Unable to extract PDF content

I'm trying to extract text from a pdf, but I get the following:

Unable to extract PDF content -> Unable to end a page -> I regret that I couldn't find an OCR parser to handle image/ocr-png.Please set the OCR_STRATEGY to NO_OCR or configure yourOCR parser correctly

My configuration looks like this:

---
name: "ocr_docs"
fs:
  url: "C:\\Users\\Documents\\docs2ocr"
  update_rate: "15m"
  excludes:
  - "*\\~*"
  json_support: false
  filename_as_id: false
  add_filesize: true
  remove_deleted: true
  add_as_inner_object: false
  store_source: false
  index_content: true
  attributes_support: true
  raw_metadata: true
  xml_support: false
  index_folders: true
  lang_detect: false
  continue_on_error: false
  ocr:
    language: "eng"
    enabled: true
    pdf_strategy: "ocr_and_text"
    path: "C:\\Program Files\\https%3a%2f%2fmirrors.163.com%2fcygwin%2f\\x86_64\\release\\tesseract-ocr\\tesseract-ocr-5.3.3-1\\usr\\bin"
    data_path: "C:\\Program Files\\https%3a%2f%2fmirrors.163.com%2fcygwin%2f\\x86_64\\release\\tesseract-ocr\\tesseract-ocr-5.3.3-1\\usr\\share\\tessdata"
  follow_symlinks: false
elasticsearch:
  nodes:
  - cloud_id: "cloud_id"
  username: "username"
  password: "password"
  bulk_size: 100
  flush_interval: "5s"
  byte_size: "10mb"

I'm using fscrawler-distribution-2.10-20231023.160816-291

Welcome!

I think you should find a more recent build than "20231023".
The latest I can see is fscrawler-distribution-2.10-20240213.145447-315.zip.

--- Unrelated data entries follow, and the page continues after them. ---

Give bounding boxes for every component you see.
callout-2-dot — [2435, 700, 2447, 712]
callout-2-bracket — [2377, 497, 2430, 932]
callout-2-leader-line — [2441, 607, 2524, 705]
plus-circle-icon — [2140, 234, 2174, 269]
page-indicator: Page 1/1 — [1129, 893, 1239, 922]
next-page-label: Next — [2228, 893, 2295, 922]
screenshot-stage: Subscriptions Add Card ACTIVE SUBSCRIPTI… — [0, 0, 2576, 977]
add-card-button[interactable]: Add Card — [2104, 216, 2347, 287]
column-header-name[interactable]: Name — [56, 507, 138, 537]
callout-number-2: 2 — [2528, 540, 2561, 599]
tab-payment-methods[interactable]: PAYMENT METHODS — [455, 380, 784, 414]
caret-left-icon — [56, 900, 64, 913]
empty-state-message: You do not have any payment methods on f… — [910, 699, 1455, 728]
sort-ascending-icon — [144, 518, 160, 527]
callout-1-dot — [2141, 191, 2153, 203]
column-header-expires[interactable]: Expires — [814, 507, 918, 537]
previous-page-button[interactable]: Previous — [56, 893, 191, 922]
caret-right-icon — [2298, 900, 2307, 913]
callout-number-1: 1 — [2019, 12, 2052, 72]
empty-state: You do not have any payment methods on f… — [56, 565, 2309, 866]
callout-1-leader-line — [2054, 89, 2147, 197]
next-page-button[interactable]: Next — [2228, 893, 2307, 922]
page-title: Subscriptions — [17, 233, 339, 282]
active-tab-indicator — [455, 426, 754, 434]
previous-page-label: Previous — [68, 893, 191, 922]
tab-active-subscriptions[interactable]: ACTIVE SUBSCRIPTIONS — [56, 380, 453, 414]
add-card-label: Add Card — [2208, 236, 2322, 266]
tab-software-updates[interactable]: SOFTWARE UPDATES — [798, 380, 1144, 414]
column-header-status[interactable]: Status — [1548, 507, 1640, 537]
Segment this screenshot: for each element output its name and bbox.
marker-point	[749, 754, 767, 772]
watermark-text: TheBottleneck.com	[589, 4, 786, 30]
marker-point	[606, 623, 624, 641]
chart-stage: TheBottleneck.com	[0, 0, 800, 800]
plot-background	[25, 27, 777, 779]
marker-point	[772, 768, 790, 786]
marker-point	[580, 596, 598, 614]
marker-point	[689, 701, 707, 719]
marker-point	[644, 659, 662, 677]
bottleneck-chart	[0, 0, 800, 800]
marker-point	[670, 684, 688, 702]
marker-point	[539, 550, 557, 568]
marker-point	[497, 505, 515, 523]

But I don't think that will fix your problem. Could you share your PDF document so I can try it out? If you can't share it publicly, you can send me a private message.

Thank you! I sent you a dm with the pdf doc. Please let me know if more information is needed

So I tried your document and was able to get its content. Something like *** 18 de septiembre de 2013 *** (skipping the rest)...

May be this does not work on windows or that was caused by an old build of FSCrawler?

Could you try with the most recent build?
If this does not work, could you try with the FSCrawler Docker images?

I tried that build and didn't work. However, it worked after using the FSCrawler Docker images. Thanks for the help :grinning:

This topic was automatically closed 28 days after the last reply. New replies are no longer allowed.